Since NATS Server v2.2 it is possible to connect to a NATS server using WebSocket.

  1. Add a websocket gem to your Gemfile:

    # Gemfile
    gem 'websocket'
  2. Connect to WebSocket-enabled NATS Server using ws or wss protocol in URLs (for plain and secure connection respectively):

    nats = NATS.connect("wss://demo.nats.io:8443")
  3. Use NATS as usual.

NKEYS and JWT User Credentials

This requires server with version >= 2.0.0

Starting from v0.6.0 release of the client, you can also optionally install NKEYS in order to use the new NATS v2.0 auth features:

gem install nkeys

NATS servers have a new security and authentication mechanism to authenticate with user credentials and NKEYS. A single file containing the JWT and NKEYS to authenticate against a NATS v2 server can be set with the user_credentials option:

NATS.connect("tls://connect.ngs.global", user_credentials: "/path/to/creds")

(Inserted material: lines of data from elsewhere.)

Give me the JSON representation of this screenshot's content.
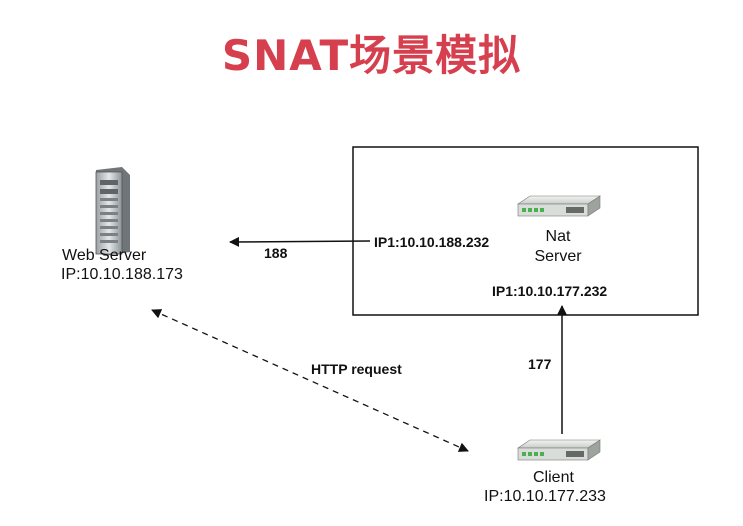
{
  "title": "SNAT场景模拟",
  "colors": {
    "title": "#d6404e",
    "line": "#111111",
    "box": "#111111",
    "device_body": "#d9ddd9",
    "device_led": "#4caf50"
  },
  "web_server": {
    "icon": "server-tower-icon",
    "name": "Web Server",
    "ip": "IP:10.10.188.173"
  },
  "nat_server": {
    "icon": "network-switch-icon",
    "name_line1": "Nat",
    "name_line2": "Server",
    "ip1": "IP1:10.10.188.232",
    "ip2": "IP1:10.10.177.232"
  },
  "client": {
    "icon": "network-switch-icon",
    "name": "Client",
    "ip": "IP:10.10.177.233"
  },
  "links": {
    "nat_to_web": "188",
    "client_to_nat": "177",
    "http": "HTTP request"
  }
}
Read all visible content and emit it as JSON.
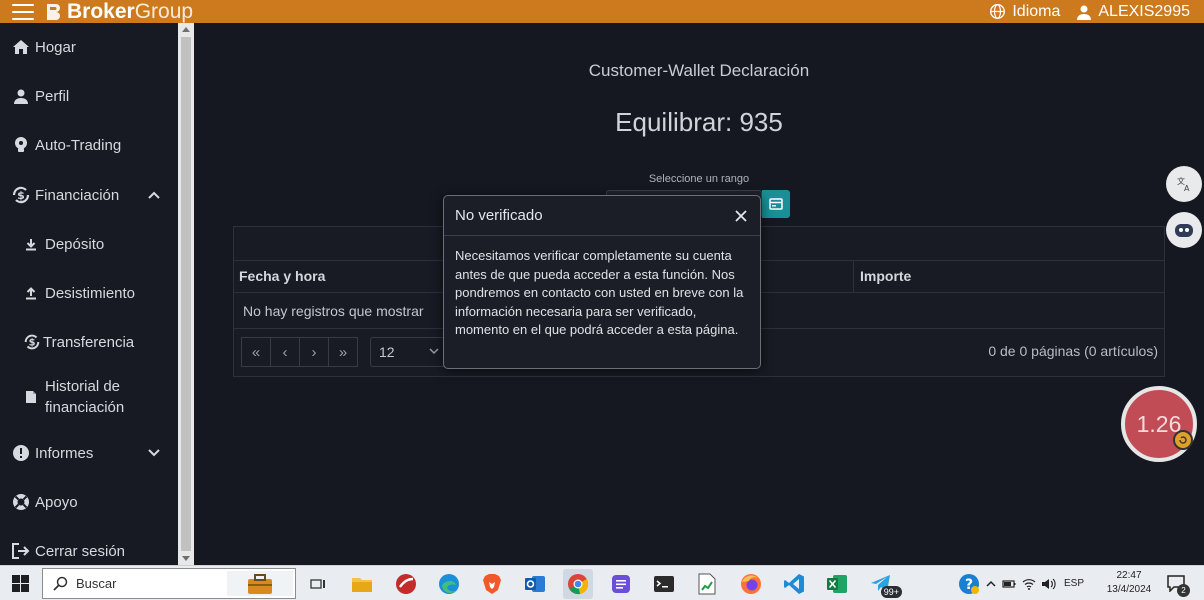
{
  "header": {
    "brand_bold": "Broker",
    "brand_light": "Group",
    "language": "Idioma",
    "username": "ALEXIS2995",
    "colors": {
      "bar": "#cd7a1f"
    }
  },
  "sidebar": {
    "items": [
      {
        "label": "Hogar",
        "icon": "home-icon"
      },
      {
        "label": "Perfil",
        "icon": "user-icon"
      },
      {
        "label": "Auto-Trading",
        "icon": "bulb-icon"
      },
      {
        "label": "Financiación",
        "icon": "dollar-sync-icon",
        "expanded": true
      },
      {
        "label": "Depósito",
        "icon": "download-icon"
      },
      {
        "label": "Desistimiento",
        "icon": "upload-icon"
      },
      {
        "label": "Transferencia",
        "icon": "dollar-sync-icon"
      },
      {
        "label_line1": "Historial de",
        "label_line2": "financiación",
        "icon": "file-icon"
      },
      {
        "label": "Informes",
        "icon": "info-icon",
        "expanded": false
      },
      {
        "label": "Apoyo",
        "icon": "lifebuoy-icon"
      },
      {
        "label": "Cerrar sesión",
        "icon": "logout-icon"
      }
    ]
  },
  "main": {
    "title": "Customer-Wallet Declaración",
    "balance": "Equilibrar: 935",
    "range_label": "Seleccione un rango",
    "table": {
      "columns": [
        "Fecha y hora",
        "Importe"
      ],
      "empty_message": "No hay registros que mostrar",
      "pager": [
        "«",
        "‹",
        "›",
        "»"
      ],
      "per_page": "12",
      "page_info": "0 de 0 páginas (0 artículos)"
    }
  },
  "modal": {
    "title": "No verificado",
    "body": "Necesitamos verificar completamente su cuenta antes de que pueda acceder a esta función. Nos pondremos en contacto con usted en breve con la información necesaria para ser verificado, momento en el que podrá acceder a esta página."
  },
  "floating": {
    "gauge_value": "1.26"
  },
  "taskbar": {
    "search_label": "Buscar",
    "badge": "99+",
    "language": "ESP",
    "time": "22:47",
    "date": "13/4/2024",
    "notification_count": "2"
  }
}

This will create two callback handlers to present the user JWT and sign the nonce challenge from the server. The core client library never has direct access to your private key and simply performs the callback for signing the server challenge. The library will load and wipe and clear the objects it uses for each connect or reconnect.

Bare NKEYS are also supported. The nkey seed should be in a read only file, e.g. seed.txt.

> cat seed.txt
# This is my seed nkey!
SUAGMJH5XLGZKQQWAWKRZJIGMOU4HPFUYLXJMXOO5NLFEO2OOQJ5LPRDPM

Then in the client specify the path to the seed using the nkeys_seed option:

NATS.connect("tls://connect.ngs.global", nkeys_seed: "path/to/seed.txt")

Cluster Server Discovery

By default, when you connect to a NATS server that's in a cluster, the client will take information about servers it doesn't know about yet. This can be disabled at connection time:

NATS.connect(servers: ['nats://127.0.0.1:4444'], ignore_discovered_urls: true)

Ractor Usage

Using NATS within a Ractor requires URI 0.11.0 or greater to be installed.

Ractor.new do
  ractor_nats = NATS.connect('demo.nats.io')

  ractor_nats.subscribe('foo') do |msg, reply|
    puts "Received on '#{msg.subject}': '#{msg.data}' with headers: #{msg.header}"
    ractor_nats.publish(reply, 'baz')
  end

  sleep
end

nats = NATS.connect('demo.nats.io')
response = nats.request('foo', 'bar', timeout: 0.5)
puts response.data

License

Unless otherwise noted, the NATS source files are distributed under the Apache Version 2.0 license found in the LICENSE file.